The UK has kicked off its review of listing and capital raising rules, with veteran Freshfields partner Mark Austin at the helm.
The Treasury said the new review would act to boost companies listed on UK stock markets by giving them more options when raising capital.
The review will examine whether rule changes and better use of technology could make capital raising more efficient for companies already listed on UK markets.
“We want to make sure companies who already tap our world-leading capital markets can raise finance efficiently and include their current shareholders in the process,” said chancellor Rishi Sunak.
The launch of the review is the latest step in the government’s response to Lord Hill’s UK Listings Review, which was set up to make the UK an even more attractive destination for IPOs and optimise the capital raising process for large and small companies.
The UK’s capital markets were a lifeline for many companies through the pandemic, with £30bn ($40.8bn) of new equity raised in 2020 to shore up businesses, protect jobs and seize opportunities to grow.
However, most of these businesses chose to raise funds through private placings with a small group of institutions, which can be completed faster and at a lower cost, but exclude existing shareholders and dilute their stakes in the company.
The UK Listings Review found companies are deterred from using other mechanisms like rights issues, which preserve the interests of existing investors in the company, because they involve greater costs, time and uncertainty, and require the publication of a prospectus.

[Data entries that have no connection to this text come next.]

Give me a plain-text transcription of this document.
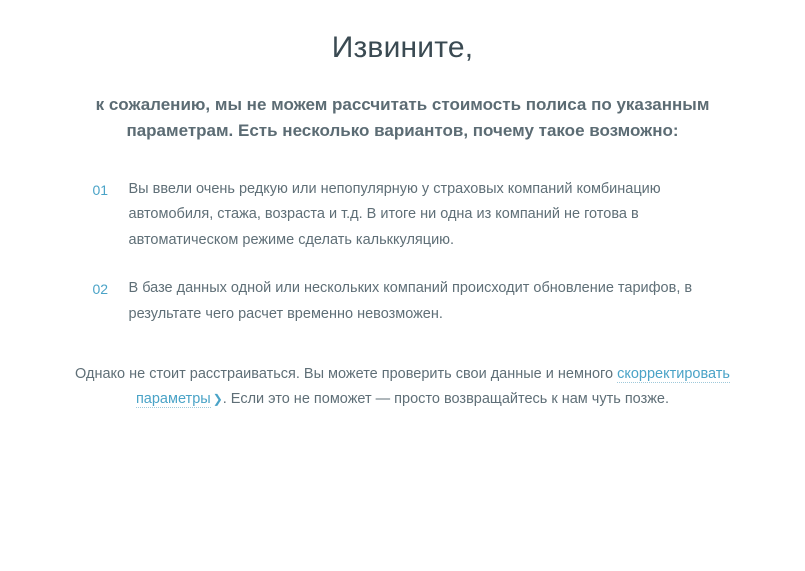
Извините,

к сожалению, мы не можем рассчитать стоимость полиса по указанным параметрам. Есть несколько вариантов, почему такое возможно:

01	Вы ввели очень редкую или непопулярную у страховых компаний комбинацию автомобиля, стажа, возраста и т.д. В итоге ни одна из компаний не готова в автоматическом режиме сделать кальккуляцию.
02	В базе данных одной или нескольких компаний происходит обновление тарифов, в результате чего расчет временно невозможен.
Однако не стоит расстраиваться. Вы можете проверить свои данные и немного скорректировать параметры ❯. Если это не поможет — просто возвращайтесь к нам чуть позже.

“Improving the efficiency of secondary capital raisings by listed companies is an important element of making the UK an even more attractive place for businesses to list," said Austin, noting that the review has launched a call for evidence from interested parties.
The call for evidence runs until 9 November, with the findings released in spring 2022.

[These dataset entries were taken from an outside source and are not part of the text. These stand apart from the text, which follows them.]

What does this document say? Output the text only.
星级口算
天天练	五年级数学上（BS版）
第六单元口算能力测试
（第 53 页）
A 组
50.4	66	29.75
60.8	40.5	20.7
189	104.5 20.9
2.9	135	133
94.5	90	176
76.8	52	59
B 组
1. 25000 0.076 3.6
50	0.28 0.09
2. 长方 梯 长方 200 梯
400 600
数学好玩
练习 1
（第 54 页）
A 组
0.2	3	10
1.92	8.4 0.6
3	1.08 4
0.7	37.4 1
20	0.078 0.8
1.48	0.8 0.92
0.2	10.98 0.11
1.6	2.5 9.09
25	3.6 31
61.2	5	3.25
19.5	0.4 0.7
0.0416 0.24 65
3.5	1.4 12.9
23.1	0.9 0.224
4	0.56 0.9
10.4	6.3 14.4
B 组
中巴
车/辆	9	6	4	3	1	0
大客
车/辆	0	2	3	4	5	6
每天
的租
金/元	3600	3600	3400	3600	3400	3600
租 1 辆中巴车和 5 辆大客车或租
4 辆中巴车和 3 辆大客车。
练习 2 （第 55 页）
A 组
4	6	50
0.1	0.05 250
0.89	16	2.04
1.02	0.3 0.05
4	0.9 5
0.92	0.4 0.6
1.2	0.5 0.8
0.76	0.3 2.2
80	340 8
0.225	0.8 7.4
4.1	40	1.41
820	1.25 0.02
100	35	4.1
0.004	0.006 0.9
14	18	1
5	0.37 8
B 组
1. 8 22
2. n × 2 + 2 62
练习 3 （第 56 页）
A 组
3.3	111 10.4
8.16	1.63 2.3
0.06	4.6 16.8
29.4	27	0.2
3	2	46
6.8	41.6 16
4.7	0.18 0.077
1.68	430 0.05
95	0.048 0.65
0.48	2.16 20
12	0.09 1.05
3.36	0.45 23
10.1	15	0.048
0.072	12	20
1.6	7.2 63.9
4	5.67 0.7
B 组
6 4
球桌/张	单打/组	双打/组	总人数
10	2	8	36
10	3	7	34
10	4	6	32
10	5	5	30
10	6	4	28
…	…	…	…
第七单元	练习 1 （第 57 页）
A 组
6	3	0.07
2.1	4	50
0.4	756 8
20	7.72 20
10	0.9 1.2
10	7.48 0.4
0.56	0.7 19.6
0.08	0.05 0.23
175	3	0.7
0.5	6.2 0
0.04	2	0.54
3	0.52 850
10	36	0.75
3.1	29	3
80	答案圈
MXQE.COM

The expert group led by Austin will review these regulatory barriers and open up the choices for listed companies seeking to raise capital, including by looking at the overall duration of the process, considering whether new technology can be used to speed up the information flow to shareholders and help them exercise their rights, and assessing other fundraising mechanisms that are used in international markets.
The work will be carried out in consultation with relevant stakeholders including the government and the Financial Conduct Authority, buy-side and sell-side firms, listed companies, and legal and academic experts.